Lost
Malam itu diki membelai rambut ara dengan sedikit gemetar. Ada rindu dan malu. Berbulan – bulan mereka tak bertemu. Diki meniti karir dikemiliteran yang dia tempuh lewat kota lain. Semenjak Diki mengikuti pendidikan militer komunikasi mereka hilang. Senyap. Ara hanya diam, dia tau lelakinya kini bukanlah miliknya lagi. Dia milik negara dan wajib mematuhi apapun perintah negara. Terlebih sudah berbulan – bulan mereka terpisah jarak, hati ara tak lagi sama. Ada yang mengganjal disana. Suatu rasa tak percaya, tapi selalu ditepisnya.
“Maaf. Membuatmu menunggu lama.”
“Tak apa. Lalu bagaimana?.”
“Kemarin aku sangat sibuk, keluarga berkumpul di rumah. Menanyakan banyak hal. Aku sangat lelah. Makanya tak bisa menghubungimu kemarin.”
“Tak apa. Lalu bagaimana?.”
“Bagaimana apanya?.”
“Bukannya kamu harus pergi lagi?.”
“Iya, besok aku sudah akan berangkat lagi. Dinas. Dan mungkin akan susah untuk pulang tiap tahunnya.”
“Kemana?.”
“Papua.”
Deg.
Ara meringis, dia meremas tangannya begitu kuat. Ada yang semakin tak bisa dia rasakan. Ada sesuatu. Ada sesuatu. Batinnya.
“Pergilah. Itu kewajibanmu. Tak apa, carilah yang lain. Yang dekat denganmu disana.” Ada getir yang begitu menyayat hati, tapi seakan sudah biasa. Sudah terbiasa tanpanya. Sudah terbiasa melihat dia dengan yang lain. Sudah. Cukup.

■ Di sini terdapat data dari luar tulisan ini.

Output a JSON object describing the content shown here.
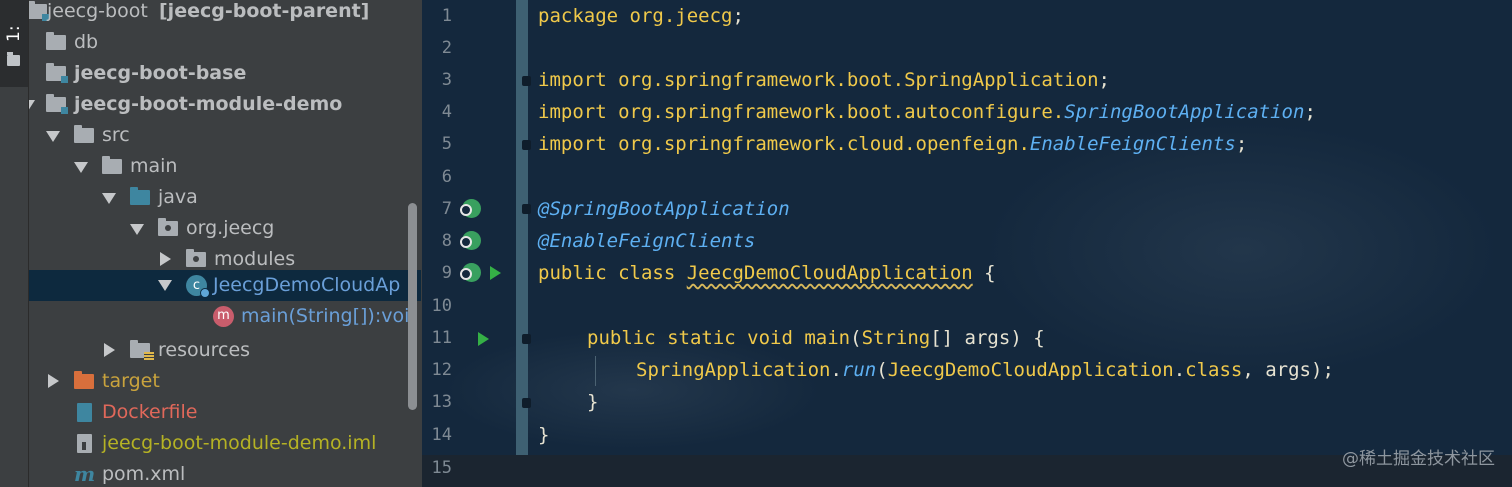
{
  "tool_window": {
    "tab_label": "1: Project"
  },
  "tree": [
    {
      "label": "jeecg-boot",
      "suffix": "[jeecg-boot-parent]"
    },
    {
      "label": "db"
    },
    {
      "label": "jeecg-boot-base"
    },
    {
      "label": "jeecg-boot-module-demo"
    },
    {
      "label": "src"
    },
    {
      "label": "main"
    },
    {
      "label": "java"
    },
    {
      "label": "org.jeecg"
    },
    {
      "label": "modules"
    },
    {
      "label": "JeecgDemoCloudAp"
    },
    {
      "label": "main(String[]):voi"
    },
    {
      "label": "resources"
    },
    {
      "label": "target"
    },
    {
      "label": "Dockerfile"
    },
    {
      "label": "jeecg-boot-module-demo.iml"
    },
    {
      "label": "pom.xml"
    }
  ],
  "editor": {
    "line_numbers": [
      "1",
      "2",
      "3",
      "4",
      "5",
      "6",
      "7",
      "8",
      "9",
      "10",
      "11",
      "12",
      "13",
      "14",
      "15"
    ],
    "code": {
      "l1": {
        "kw": "package",
        "pkg": "org.jeecg",
        "semi": ";"
      },
      "l3": {
        "kw": "import",
        "pkg": "org.springframework.boot.SpringApplication",
        "semi": ";"
      },
      "l4": {
        "kw": "import",
        "pkg": "org.springframework.boot.autoconfigure.",
        "cls": "SpringBootApplication",
        "semi": ";"
      },
      "l5": {
        "kw": "import",
        "pkg": "org.springframework.cloud.openfeign.",
        "cls": "EnableFeignClients",
        "semi": ";"
      },
      "l7": {
        "ann": "@SpringBootApplication"
      },
      "l8": {
        "ann": "@EnableFeignClients"
      },
      "l9": {
        "kw": "public class",
        "name": "JeecgDemoCloudApplication",
        "rest": " {"
      },
      "l11": {
        "kw": "public static void",
        "name": "main",
        "p1": "(",
        "type": "String",
        "p2": "[] ",
        "arg": "args",
        "p3": ") {"
      },
      "l12": {
        "cls": "SpringApplication",
        "dot": ".",
        "method": "run",
        "p1": "(",
        "cls2": "JeecgDemoCloudApplication",
        "dot2": ".",
        "kw": "class",
        "p2": ", ",
        "arg": "args",
        "p3": ");"
      },
      "l13": {
        "text": "}"
      },
      "l14": {
        "text": "}"
      }
    }
  },
  "watermark": "@稀土掘金技术社区"
}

“Maksud kamu apa? Putus?.”
“Apapun yang kamu pikirkan, ikuti saja hatimu. Aku lelah.”
“Aku disana pendidikan loh, bukan main disana tuh.”
“Iya aku tau, beberapa kali aku menelponmu. Yang mengangkat orang lain. Katanya kamu keluar dengan temanmu. Silvi namanya.”

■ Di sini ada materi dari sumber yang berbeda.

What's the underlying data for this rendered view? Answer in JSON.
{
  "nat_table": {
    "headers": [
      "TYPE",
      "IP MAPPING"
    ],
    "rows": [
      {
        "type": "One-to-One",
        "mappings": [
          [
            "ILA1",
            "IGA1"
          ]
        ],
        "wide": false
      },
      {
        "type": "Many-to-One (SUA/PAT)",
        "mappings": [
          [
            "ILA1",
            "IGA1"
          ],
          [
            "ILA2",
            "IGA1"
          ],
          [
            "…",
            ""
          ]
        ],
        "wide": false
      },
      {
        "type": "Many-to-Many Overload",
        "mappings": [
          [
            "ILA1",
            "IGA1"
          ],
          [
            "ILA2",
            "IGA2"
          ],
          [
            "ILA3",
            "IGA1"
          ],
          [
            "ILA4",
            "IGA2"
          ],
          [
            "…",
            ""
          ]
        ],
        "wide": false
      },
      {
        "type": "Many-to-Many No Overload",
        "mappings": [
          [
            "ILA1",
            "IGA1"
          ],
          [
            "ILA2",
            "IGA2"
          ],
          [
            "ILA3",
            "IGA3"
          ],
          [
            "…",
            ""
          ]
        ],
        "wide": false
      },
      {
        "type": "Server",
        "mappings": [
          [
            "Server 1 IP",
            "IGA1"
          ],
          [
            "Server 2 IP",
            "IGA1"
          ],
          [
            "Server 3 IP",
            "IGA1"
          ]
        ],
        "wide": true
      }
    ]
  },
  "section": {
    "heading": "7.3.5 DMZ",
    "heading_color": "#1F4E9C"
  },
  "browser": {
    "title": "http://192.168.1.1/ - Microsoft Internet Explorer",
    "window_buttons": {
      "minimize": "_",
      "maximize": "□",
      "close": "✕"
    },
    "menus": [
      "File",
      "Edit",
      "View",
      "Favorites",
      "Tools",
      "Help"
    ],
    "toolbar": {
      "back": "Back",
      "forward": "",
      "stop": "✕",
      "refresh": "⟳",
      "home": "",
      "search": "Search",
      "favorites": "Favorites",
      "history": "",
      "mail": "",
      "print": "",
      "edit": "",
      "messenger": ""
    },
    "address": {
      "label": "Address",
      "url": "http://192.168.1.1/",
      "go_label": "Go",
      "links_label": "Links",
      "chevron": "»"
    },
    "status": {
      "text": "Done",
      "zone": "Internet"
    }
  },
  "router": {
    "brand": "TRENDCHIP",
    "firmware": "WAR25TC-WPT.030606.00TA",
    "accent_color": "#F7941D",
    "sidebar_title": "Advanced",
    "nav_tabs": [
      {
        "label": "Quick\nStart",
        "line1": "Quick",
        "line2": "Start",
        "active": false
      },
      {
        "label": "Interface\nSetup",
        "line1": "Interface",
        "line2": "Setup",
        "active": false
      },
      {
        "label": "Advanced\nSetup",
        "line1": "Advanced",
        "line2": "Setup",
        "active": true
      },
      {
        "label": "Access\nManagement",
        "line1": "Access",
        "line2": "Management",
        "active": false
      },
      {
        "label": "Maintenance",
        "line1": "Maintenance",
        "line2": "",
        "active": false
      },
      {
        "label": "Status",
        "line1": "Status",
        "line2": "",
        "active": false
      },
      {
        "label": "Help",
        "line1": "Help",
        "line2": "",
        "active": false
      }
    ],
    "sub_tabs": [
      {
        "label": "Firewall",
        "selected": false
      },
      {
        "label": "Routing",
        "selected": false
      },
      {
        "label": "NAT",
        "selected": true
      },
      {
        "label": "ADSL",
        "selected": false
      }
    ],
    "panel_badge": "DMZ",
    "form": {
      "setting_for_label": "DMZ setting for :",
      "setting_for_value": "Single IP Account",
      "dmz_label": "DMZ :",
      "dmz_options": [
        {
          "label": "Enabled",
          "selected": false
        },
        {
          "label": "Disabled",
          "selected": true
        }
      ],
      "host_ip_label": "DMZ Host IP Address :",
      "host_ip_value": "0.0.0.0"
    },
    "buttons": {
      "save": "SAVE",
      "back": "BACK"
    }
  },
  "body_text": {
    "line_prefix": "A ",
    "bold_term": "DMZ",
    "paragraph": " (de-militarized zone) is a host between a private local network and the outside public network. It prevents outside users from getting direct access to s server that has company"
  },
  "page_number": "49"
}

“Itu cuma temen. Itu juga ga kemana – mana, deket rumah bang ryan aja.”
“Baiklah, pergilah.”
“Kita ga putus. Oke.”
“Ya, pergilah. Aku pulang.”
“Aku antar.”
Ara, sedikit menghindar saat tangannya disentuh oleh Diki. Rasa itu sudah semakin terkikis. Lukman, teman medsosnya pernah mengatakan
“Tak begitu banyak lelaki disini yang menjaga hati. Tetapkan hatimu, mantapkan pilihanmu, berhati – hatilah.” Ucapnya di sms suatu sore.
Lukman juga abdi negara. Seseragam dengan Diki. Tapi mereka berbeda tempat dinas. Yang membuat Ara semakin ragu adalah, mereka sama – sama melewati hal yang sama. Tapi Diki tak bisa meluangkan waktu untuknya, sedangkan Lukman bisa dengan santainya berbalas komentar di medsosnya. Ara mantap untuk mengahiri saja hubungannya dengan Diki. Beberapa kali dia memergoki Diki memakai foto perempuan di profil BBMnya, tapi dia berkilah bahwa itu hanya taruhan dan hanya untuk sehari saja. Memang sih sehari setelahnya foto itu digantinya dengan foto buku catatan yang pernah Ara berikan padanya. Tapi hati Ara semakin meragu, taruhan macam apa yang mereka mainkan? Adakah taruhan – taruhan lain nantinya? Atau bahkan hubungan mereka juga dapat dipertaruhkan? Bukankah pasangan harus saling menjaga perasaan? Ara memikirkan hal – hal semacam itu sebelum dia memutuskan untuk mau bertemu Diki dan memantapkan pilihan hatinya.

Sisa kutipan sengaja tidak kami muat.